For a moment she just stared at him. She had a feeling as if her will had met something just as strong in the middle of the room, and they were at a deadlock.

“Just don’t talk down to me,” she said.

“I wasn’t talking down to you. I wouldn’t dare to, especially with the way you take pot shots at me when you’re angry. I was saying what I thought. And you brought it up in the first place.”

Beside her, whatever was in the box scratched and gurgled again. There was something dark in Nick’s eyes. She was glad to take her gaze away from his and look at the box.

“What have you brought in here?”

“Open it up and see. Be careful, though.”

Gingerly she peeled back the lid of the box and looked inside. She saw two beady eyes, a beak, and a greeny-grey feathered throat.

“It’s a pigeon,” she said in surprise and disgust.


She looked more closely and saw that both its feet were wrapped in little white bandages.

“Nick. You’re playing doctor to a pigeon?”

“It had abscesses on both its feet, which I treated.” Nick joined her at the box. “I had a hell of a time catching it. I’ve had an easier time catching cormorants. New York must make the animals suspicious.”

“Nick, why are you rescuing a pigeon? They’re pests, there are trillions of them.”

“You don’t think I should help a pigeon because it’s a pest?”

“Yes! This isn’t some endangered species on some island somewhere.”

“All right.” He picked up a pair of gloves lying next to the box. “I’ll kill it.” He reached into the box.


Nick paused. “If it’s a pest, why can’t I kill it?”

“Because–” Zoe tried to think of a reason, and couldn’t. “Just don’t.”

“Look,” Nick said, his voice calm, his hands still in the box with the pigeon, “I won’t let an animal suffer, no matter what kind of animal it is. I can cure it, or I can kill it. Which one do you want me to do?”

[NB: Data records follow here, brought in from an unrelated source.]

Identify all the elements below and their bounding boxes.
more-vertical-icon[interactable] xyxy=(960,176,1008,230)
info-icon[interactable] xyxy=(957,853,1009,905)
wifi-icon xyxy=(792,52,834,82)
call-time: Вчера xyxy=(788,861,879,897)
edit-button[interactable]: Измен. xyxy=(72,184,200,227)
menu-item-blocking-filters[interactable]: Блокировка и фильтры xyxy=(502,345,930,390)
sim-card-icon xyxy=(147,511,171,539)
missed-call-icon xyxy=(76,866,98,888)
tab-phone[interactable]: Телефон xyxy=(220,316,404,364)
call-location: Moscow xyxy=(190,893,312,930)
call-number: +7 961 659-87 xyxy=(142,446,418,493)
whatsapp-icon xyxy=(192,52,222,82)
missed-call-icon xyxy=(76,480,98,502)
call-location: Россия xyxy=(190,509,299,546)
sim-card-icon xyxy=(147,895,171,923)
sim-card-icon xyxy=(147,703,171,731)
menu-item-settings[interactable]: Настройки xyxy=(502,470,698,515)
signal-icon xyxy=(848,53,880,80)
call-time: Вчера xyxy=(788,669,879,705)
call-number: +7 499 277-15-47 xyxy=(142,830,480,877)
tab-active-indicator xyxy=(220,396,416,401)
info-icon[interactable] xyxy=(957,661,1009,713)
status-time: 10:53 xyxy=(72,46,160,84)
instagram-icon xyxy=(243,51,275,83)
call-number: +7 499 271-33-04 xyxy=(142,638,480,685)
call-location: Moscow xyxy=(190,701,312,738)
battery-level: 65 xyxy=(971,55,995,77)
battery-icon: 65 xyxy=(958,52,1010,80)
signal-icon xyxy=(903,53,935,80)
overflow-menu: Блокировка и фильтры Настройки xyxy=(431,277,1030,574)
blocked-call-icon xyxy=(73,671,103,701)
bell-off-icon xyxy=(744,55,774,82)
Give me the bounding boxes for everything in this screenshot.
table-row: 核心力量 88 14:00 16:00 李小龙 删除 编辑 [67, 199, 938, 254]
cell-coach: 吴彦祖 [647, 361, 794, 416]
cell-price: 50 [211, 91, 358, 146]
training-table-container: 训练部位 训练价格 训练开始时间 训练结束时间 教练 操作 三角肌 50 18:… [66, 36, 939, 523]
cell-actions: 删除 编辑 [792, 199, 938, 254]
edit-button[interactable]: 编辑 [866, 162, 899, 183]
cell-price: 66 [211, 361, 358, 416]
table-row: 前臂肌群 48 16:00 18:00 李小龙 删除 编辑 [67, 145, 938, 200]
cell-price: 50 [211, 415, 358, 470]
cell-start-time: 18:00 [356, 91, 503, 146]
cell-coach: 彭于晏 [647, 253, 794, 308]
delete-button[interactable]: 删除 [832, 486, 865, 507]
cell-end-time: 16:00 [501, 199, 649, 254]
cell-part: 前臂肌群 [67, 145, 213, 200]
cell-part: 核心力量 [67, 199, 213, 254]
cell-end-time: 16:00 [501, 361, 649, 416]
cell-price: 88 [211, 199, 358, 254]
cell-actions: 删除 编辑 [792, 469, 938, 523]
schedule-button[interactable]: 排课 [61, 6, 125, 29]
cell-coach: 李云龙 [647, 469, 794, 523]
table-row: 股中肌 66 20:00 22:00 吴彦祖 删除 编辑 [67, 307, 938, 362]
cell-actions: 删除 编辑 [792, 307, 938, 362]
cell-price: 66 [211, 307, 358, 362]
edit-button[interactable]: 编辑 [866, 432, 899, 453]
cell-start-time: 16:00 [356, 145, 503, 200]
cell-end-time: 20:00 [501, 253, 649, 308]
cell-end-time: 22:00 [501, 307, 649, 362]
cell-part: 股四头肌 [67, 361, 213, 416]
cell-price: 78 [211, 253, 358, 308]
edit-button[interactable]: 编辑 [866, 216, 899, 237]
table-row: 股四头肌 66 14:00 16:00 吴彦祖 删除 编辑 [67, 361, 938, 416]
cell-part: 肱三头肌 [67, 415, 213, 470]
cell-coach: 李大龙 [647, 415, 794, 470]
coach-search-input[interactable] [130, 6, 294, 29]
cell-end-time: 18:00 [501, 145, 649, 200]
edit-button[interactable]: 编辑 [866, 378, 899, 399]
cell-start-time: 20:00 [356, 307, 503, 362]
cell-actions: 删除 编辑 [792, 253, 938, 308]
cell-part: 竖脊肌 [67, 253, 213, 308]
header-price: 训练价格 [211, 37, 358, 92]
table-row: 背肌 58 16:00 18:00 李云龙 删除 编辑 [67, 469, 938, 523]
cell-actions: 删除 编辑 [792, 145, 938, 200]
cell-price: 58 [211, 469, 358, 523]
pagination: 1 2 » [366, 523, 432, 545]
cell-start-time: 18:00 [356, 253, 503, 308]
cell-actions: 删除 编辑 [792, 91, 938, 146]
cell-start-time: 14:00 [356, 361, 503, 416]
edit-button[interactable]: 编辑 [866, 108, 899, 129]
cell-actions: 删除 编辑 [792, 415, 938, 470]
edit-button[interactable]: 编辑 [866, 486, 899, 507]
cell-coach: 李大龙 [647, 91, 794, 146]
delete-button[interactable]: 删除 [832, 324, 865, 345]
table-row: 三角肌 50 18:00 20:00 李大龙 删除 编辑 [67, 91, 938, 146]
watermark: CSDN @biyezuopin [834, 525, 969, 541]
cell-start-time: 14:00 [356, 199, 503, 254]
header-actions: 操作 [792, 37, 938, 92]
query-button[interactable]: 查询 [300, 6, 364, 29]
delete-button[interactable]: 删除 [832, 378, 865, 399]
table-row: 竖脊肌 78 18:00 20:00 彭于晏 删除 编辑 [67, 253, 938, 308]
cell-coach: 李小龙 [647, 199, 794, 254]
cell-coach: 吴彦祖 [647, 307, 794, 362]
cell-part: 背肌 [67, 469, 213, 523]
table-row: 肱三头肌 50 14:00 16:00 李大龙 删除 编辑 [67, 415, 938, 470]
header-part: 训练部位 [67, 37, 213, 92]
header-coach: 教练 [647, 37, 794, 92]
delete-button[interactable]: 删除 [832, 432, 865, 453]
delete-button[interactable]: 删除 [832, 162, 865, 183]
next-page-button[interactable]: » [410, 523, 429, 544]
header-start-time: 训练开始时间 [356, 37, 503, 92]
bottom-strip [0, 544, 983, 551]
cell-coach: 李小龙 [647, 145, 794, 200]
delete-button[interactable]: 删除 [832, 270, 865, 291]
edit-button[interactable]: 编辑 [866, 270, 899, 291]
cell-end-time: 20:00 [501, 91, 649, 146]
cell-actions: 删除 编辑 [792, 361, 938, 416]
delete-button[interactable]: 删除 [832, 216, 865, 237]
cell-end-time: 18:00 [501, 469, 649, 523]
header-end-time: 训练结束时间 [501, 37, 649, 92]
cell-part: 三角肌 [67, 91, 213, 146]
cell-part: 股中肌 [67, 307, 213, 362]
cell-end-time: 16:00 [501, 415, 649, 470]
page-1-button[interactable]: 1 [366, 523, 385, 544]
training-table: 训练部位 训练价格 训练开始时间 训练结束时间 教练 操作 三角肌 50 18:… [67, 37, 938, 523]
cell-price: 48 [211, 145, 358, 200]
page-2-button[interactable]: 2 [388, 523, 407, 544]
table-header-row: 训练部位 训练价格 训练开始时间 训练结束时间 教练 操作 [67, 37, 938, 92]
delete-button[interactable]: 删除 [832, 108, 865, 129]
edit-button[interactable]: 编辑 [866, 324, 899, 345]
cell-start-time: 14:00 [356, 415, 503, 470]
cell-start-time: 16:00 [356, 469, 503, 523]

Once again, it was his will, iron-strong, against hers, except this time he had a life in his hands.

“Why are you so damn responsible?” she growled.

“Why do you deny that you can be?” he shot back.

Silently, not moving or touching, they wrestled with each other.

In the end, giving in was easier than answering his question. If Nick’s only options were curing something or killing it, he wouldn’t understand her answer, anyway. He wouldn’t understand how if there was something wrong with you, you learned to live with it, to shrug it off.

“Just don’t let it crap on the furniture,” she said, and turned away.